In the Many-Worlds Interpretation of the Mach-Zehnder Interferometer experiment, one interprets the universe as splitting into two, with photons traveling in different directions in each universe.
Not so. What happens is that the photon wavefunction after passing through a half-silvered mirror has two peaks, one transmitted, one reflected. When an observer interacts with the photon, the superposition property spreads to the observer who enters a superposition of states, one seeing a transmitted photon, the other seeing a reflected photon. Each part of the observer superposition is orthogonal to the other, cannot interact with it, and hence cannot perceive it. From the observer's point of view, it is as if the universe split into two separate worlds, with each possible outcome happening in one of the worlds.
The 'as if' is important. It's a pop-science way of explaining why we see a classical world where only one thing happens, selected at random, when quantum mechanics (without wavefunction collapse) predicts that both outcomes do, in superposition.
However, how can a single photon traveling in one direction or another have such a significant impact?
Because of what's called the 'butterfly effect'. Chaotic dynamics in fluid flow has a property of sensitive dependence on initial conditions. Any tiny perturbation gets magnified exponentially with time. It is said that the flap of a butterfly's wings in Brazil can set off a tornado in Texas.
It's then simply a matter of imagining how the weather could affect human affairs - maybe Charles Babbage died young in storm when a tree fell on him, the world followed a different path, all the other people thinking about it died in similar weather incidents, and eventually you were the first to survive. (Although whether you would/could have existed in a world without Babbage is another question.)
While the Many-Worlds Interpretation of quantum physics implies the existence of a multiverse, but my query is: what ensures that every physically feasible outcome materializes within one of the parallel universes?
It depends how you interpret "physically feasible". In a trivial sense, every physically feasible outcome must happen because that's what 'physically feasible' means. The collapse-free evolution of the wavefunction is deterministic. There is only one possible outcome. That outcome is what happens. The only thing allowed to happen by the laws of physics is what does happen. (It's sometimes called the Gell-Mann Totalitarian Principle: "Everything not forbidden is compulsory.")

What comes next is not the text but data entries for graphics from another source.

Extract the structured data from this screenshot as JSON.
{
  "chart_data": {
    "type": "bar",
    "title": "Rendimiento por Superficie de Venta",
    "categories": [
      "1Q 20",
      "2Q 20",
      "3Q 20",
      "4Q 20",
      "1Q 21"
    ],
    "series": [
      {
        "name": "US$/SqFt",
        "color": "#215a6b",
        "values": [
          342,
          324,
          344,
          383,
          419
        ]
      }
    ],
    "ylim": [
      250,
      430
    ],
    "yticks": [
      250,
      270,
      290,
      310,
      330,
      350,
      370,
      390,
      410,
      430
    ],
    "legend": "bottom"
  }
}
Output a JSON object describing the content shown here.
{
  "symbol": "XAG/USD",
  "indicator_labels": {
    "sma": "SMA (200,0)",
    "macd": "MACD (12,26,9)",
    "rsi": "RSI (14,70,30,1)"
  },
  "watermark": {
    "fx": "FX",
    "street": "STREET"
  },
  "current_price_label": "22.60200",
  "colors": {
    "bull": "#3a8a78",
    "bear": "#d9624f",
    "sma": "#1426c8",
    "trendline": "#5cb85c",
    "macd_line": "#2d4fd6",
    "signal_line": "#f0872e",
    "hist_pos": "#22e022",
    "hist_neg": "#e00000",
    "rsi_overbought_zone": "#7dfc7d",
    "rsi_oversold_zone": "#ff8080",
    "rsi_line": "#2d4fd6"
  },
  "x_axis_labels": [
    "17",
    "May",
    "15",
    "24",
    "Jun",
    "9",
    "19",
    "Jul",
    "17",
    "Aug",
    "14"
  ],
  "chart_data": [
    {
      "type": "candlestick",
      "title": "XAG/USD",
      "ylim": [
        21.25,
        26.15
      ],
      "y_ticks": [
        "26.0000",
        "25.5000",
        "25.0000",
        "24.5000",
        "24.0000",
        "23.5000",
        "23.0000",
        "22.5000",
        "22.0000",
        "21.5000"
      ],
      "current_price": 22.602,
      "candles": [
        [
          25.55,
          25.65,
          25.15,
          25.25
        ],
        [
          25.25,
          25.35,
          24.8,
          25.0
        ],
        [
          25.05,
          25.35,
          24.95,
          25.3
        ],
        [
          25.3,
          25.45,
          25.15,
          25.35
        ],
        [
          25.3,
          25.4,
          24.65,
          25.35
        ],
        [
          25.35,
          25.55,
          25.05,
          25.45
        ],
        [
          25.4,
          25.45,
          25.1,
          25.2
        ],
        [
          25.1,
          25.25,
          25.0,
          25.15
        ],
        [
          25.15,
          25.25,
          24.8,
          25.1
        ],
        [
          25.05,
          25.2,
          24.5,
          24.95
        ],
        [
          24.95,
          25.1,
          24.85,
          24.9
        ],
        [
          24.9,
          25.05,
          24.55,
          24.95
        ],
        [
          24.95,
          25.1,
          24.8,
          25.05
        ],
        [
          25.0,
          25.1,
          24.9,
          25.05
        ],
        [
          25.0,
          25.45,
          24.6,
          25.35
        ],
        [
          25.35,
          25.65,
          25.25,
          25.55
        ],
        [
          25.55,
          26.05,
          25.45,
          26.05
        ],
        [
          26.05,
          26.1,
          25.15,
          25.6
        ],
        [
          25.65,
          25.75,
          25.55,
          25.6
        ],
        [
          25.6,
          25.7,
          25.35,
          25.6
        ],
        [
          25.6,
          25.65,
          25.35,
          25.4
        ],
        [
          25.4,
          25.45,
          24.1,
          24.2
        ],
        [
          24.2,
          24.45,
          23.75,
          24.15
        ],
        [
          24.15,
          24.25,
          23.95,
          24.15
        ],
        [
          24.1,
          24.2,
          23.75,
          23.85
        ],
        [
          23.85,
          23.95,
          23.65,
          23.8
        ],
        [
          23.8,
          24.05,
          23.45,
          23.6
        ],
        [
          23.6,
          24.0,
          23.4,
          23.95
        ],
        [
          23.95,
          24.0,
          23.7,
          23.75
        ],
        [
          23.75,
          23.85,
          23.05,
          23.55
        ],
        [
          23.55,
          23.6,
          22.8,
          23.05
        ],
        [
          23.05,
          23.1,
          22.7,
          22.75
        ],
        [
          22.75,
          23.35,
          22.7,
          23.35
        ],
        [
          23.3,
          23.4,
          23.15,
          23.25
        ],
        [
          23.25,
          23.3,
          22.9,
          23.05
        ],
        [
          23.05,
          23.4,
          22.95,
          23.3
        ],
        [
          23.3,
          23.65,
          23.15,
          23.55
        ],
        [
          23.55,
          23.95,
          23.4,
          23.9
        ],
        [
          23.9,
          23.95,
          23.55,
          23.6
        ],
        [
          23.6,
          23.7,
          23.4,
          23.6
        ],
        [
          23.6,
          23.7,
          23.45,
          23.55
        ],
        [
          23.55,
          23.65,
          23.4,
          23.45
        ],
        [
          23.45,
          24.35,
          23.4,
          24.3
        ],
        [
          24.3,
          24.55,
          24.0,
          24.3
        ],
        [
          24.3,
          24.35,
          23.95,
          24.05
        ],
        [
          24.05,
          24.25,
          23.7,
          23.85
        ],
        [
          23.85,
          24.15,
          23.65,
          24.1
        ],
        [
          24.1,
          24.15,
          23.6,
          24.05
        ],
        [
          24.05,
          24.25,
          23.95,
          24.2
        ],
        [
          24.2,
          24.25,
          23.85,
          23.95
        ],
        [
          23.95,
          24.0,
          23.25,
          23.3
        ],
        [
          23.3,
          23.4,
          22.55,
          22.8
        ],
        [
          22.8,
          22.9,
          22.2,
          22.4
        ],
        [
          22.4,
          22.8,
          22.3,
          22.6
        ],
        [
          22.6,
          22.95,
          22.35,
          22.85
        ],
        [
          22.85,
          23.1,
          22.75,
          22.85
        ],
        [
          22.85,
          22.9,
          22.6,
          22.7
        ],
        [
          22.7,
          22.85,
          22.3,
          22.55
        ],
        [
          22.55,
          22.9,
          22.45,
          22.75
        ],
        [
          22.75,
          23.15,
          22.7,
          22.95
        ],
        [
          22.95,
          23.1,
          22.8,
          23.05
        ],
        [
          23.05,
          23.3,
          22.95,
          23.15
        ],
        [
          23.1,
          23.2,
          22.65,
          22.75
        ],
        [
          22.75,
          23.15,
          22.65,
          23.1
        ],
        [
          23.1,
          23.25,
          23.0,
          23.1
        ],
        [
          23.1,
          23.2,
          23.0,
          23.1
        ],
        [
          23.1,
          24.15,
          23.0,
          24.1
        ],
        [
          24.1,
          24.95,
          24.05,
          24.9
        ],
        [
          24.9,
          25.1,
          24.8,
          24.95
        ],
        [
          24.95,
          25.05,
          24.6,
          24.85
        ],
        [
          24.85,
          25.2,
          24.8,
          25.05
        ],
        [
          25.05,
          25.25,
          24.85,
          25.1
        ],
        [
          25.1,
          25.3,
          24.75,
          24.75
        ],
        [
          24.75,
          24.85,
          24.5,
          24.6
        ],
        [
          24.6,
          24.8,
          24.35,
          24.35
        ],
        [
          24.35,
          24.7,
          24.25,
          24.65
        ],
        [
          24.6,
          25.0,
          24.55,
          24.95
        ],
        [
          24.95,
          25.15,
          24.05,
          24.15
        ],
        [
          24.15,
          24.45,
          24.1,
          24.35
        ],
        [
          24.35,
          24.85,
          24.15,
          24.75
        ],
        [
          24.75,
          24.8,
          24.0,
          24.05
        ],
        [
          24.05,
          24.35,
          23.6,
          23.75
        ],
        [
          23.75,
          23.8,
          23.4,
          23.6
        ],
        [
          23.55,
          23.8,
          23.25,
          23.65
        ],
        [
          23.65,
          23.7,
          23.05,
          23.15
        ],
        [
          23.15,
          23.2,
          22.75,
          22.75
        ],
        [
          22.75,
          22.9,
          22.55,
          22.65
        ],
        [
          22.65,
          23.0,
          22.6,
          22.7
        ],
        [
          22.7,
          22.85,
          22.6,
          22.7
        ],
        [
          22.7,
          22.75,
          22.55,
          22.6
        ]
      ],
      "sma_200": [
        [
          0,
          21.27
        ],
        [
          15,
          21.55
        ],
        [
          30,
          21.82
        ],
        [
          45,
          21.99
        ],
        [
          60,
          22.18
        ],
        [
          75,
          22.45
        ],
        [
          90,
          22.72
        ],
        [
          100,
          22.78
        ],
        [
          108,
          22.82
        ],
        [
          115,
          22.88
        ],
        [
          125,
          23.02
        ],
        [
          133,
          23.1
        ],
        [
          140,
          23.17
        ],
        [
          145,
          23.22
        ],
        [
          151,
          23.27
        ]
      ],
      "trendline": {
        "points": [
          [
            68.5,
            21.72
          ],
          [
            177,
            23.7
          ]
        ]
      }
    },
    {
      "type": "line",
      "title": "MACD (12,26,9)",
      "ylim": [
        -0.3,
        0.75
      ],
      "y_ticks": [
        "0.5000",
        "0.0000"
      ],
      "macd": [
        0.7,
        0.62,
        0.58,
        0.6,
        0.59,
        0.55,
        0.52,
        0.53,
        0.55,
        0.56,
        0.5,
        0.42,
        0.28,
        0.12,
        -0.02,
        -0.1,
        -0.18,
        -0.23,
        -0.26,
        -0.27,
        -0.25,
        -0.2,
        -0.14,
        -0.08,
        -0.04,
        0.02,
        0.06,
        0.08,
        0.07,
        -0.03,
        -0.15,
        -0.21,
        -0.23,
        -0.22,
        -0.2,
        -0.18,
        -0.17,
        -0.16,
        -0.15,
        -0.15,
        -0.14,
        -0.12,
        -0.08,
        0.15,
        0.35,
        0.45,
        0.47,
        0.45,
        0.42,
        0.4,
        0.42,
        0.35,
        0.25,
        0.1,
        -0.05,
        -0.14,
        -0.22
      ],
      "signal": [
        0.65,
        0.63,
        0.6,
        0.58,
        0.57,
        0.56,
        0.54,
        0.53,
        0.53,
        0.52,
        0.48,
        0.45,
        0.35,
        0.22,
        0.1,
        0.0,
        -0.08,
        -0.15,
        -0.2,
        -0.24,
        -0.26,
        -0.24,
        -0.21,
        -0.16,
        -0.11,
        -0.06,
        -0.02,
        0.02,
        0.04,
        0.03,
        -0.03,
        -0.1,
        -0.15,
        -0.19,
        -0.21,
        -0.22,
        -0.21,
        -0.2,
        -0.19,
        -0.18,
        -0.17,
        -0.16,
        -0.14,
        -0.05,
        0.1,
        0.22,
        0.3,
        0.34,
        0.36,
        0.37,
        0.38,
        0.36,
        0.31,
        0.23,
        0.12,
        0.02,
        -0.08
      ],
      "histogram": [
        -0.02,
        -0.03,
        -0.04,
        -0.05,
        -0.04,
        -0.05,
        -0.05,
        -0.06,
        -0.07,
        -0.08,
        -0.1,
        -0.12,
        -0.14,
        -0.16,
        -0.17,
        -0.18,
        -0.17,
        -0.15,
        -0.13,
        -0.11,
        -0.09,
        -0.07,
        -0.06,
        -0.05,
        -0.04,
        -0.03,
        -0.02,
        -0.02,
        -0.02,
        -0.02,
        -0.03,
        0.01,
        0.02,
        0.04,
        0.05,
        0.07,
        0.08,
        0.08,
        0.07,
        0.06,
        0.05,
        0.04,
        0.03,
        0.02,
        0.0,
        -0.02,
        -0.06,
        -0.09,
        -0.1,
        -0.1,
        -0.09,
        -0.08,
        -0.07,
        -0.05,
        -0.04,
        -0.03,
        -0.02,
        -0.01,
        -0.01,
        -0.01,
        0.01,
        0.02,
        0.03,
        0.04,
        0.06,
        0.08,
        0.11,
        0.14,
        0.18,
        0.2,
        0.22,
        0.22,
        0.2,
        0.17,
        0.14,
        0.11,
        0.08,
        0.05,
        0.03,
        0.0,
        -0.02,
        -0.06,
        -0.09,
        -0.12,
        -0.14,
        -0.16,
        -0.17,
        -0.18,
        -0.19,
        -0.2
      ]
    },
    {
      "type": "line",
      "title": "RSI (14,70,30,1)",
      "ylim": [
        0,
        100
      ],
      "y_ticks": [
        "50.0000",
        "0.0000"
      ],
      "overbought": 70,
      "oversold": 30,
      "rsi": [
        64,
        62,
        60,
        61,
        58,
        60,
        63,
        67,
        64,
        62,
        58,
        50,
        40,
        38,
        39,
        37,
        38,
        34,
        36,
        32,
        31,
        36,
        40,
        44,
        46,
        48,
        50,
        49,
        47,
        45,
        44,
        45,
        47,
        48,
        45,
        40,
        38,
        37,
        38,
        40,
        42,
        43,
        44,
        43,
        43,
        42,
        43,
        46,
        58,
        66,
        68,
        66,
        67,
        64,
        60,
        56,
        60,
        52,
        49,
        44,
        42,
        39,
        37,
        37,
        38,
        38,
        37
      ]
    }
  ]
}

But if instead you mean "conceivable", then we have to consider the possibility that we can conceive of things that are physically impossible. The initial state of the universe is unknown. All the possibilities that diverged into 'other universes' before we started observing are unknown. Our understanding of what is possible is approximate, and almost certainly wrong.
So while it seems very likely that all the usual 'alternative histories' we typically imagine are possible - if it's just a matter of the weather, or which sperm won the race, or some similar 'random' event - physics offers no guarantee.